La croissance externe et l’introduction en Bourse de certaines activités des opérateurs télécoms (Orange, Paritel…) ont profondément modifié leur physionomie.

Il en va de même pour les nouveaux objectifs (améliorer les services…) et les nouvelles stratégies (baisser les prix…) de ces organisations.

 

Ces dernières comprennent en moyenne cinq entités dans leur périmètre de consolidation, dont deux sont consolidées par intégration globale.

Elles se confrontent ainsi à un modèle d’organisation par métiers qui s’est généralisé progressivement dans le secteur des télécommunications et, qui est censé permettre d’amasser des fonds pour financer le développement des technologies, au moment où le coût des investissements à réaliser, dans la perspective de construction des réseaux de génération nouvelle, s’est fortement accru dans les économies en mutation.

Ainsi, elles décentralisent leurs activités stratégiques et structurantes par la création de nouvelles filiales.

Pour les recentrer sur leurs grandes missions, une restructuration interne a lieu et consiste en la mise en place, dans un premier temps, de trois branches (une commerciale et deux opérationnelles), puis de cinq branches rassemblant chacune un ensemble de filiales et d’entités.

 

   Au niveau local

Au niveau local, les télécoms d’État y sont organisées en directions régionales, regroupées pour la plupart en deux à quatre grands pôles géographiques.

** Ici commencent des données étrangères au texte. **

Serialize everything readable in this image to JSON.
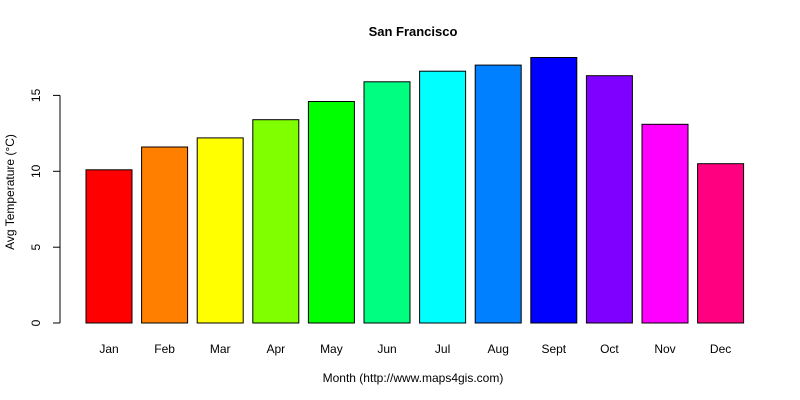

Historiquement situées à proximité des centrales téléphoniques, les agences commerciales sont redéployées vers des zones de plus grand intérêt commercial.

 

Ces offres d’adaptation à la demande de la clientèle ont inévitablement des répercussions sur l’implantation et la nature du réseau d’agences commerciales de ces opérateurs publics (on donne l’exemple de Paritel, Orange…).

En outre, un grand nombre d’opérations commerciales peuvent désormais être réalisées à distance, par simple appel téléphonique, et ne nécessitent plus que le client se déplace.

 

Bien que ces télécoms comptent depuis longtemps un nombre important de partenaires, leur réseau s’est considérablement agrandi depuis les réformes.

Ces derniers instaurent nouveaux partenaires pour asseoir leur évolution.

Ils ouvrent ainsi la voie à la constitution d’un pôle regroupant l’ensemble de leurs activités mobiles.

  Investissements des opérateurs télécoms

Alors que le total annuel des investissements (incorporels et corporels) des opérateurs avoisinait, au début du XXIe siècle, le million deux cent cinquante-cinq mille euros annuels, ce chiffre a connu une croissance importante afin d’atteindre trois millions d’euros.

 

Ces investissements sont réalisés par les filiales (à 65 % en moyenne), ce qui reflète notamment le poids du déploiement des réseaux de téléphonie mobile dans le total des investissements.

Toutefois, pour assurer leur développement, ils achètent, en s’endettant très fortement, des obligations dont la valeur a, depuis, fondu sous l’orage boursier.